Here’s me thinking that a magician had performed the ultimate trick… coming back from the dead.

I overheard a conversation today whereby the subject was Ali Bongo, well known magician of stage, screen and Magic Circle, and how he had won an election in Gabon. Then I though… hang on, he died in March. Good trick.

Nope. Wrong Ali Bongo. This one is Ali Ben Bongo who has taken over from his father, Omar, who brought stability during nearly 42 years of rule but faced accusations he used petrodollars to enrich family and friends. Now here’s a surprise… they reckon the election was rigged - or maybe it was just magic?

pair of bongos

Share Got A Spare Watt?

September 1st, 2009 |

lightbulb

If you have a spare room in your house then it is probably: a) a junk room; b) there for when in/outlaws appear; c) what you call ‘the office’. I’m thinking of turning mine into an eco-store of sorts. Meaning that I shall start to stock it with candles - not the paraffin wax kind as they are bad for your health - and smokeless or permitted fuel for my open fire in the front room. All this in preparation for 2017 when ‘The “energy unserved” level reaches 3000 megawatt hours per year. That is the equivalent of the whole of the Nottingham area being without electricity for a day.’

Mind you I, like several others, are already doing our bit to conserve power.
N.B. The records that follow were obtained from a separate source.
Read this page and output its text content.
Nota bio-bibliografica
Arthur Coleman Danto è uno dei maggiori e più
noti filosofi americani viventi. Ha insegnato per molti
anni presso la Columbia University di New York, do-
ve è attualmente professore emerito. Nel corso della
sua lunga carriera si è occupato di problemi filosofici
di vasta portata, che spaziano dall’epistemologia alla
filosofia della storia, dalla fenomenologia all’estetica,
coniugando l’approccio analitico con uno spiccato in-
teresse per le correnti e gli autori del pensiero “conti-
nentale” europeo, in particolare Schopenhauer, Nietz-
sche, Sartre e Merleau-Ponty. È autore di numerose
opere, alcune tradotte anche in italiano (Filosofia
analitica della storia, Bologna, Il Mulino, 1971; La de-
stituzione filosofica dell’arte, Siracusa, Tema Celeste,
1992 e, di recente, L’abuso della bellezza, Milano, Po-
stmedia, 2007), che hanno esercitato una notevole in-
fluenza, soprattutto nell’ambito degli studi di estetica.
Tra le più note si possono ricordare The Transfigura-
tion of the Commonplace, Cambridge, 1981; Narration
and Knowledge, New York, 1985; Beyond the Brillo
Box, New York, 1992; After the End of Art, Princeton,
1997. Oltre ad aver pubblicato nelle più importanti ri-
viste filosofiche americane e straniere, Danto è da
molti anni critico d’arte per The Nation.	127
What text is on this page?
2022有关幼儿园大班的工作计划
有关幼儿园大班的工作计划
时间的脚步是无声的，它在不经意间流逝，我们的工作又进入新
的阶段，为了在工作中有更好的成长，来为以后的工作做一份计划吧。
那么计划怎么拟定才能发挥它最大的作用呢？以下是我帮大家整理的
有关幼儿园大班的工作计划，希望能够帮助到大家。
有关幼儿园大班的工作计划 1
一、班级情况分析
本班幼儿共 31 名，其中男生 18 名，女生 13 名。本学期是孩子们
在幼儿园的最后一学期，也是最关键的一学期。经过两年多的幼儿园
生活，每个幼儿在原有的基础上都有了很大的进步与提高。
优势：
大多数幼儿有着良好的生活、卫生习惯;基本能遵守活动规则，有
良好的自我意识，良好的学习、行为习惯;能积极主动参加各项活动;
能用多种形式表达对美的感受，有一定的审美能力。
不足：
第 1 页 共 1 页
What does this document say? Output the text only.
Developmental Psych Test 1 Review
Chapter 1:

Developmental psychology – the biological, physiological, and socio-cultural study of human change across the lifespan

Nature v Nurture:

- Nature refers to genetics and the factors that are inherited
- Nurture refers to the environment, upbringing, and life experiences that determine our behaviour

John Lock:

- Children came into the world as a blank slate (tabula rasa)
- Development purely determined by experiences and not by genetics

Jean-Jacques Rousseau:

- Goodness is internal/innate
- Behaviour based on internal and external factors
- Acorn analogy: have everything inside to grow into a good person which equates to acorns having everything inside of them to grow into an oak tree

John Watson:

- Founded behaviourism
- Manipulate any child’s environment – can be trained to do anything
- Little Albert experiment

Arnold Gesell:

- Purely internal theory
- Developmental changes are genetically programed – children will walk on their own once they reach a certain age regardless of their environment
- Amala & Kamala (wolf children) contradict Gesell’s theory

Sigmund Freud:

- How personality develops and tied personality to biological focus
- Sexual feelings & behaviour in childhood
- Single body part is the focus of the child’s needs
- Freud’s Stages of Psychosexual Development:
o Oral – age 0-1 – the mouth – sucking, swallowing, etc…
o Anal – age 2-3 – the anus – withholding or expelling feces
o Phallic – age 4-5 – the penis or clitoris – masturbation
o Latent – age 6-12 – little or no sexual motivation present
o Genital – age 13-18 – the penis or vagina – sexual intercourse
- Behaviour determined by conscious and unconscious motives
I have installed the free bulbs that make the room darker when you switch them on, turned down the washing machine to 30 degrees and the central heating has not been on since Easter (I keep a pile of thick jumpers beside the switch just in case I’m tempted). Boris Johnson is turning off traffic lights.

Meanwhile I see that Defra are to, possibly, set up the ‘Lightbulb Police’ because of pressure from Brussels.

So get set for 2017 being a return to 1974 - power rationed with scheduled blackouts; a return to paraffin lamps and wood fires; cartons of dripping with string in the middle as a makeshift candle; a three day week; wearing your coat in the house and lining the living room with tin foil.

Or you could just stop charging up/playing with your iPod, mobile phone, Wii, flatscreen TV, having the fridge on ‘ice-age’ setting and turn things off instead of leaving them on stand-by.

You have been warned, so don’t come crying to me when you haven’t got a kWh.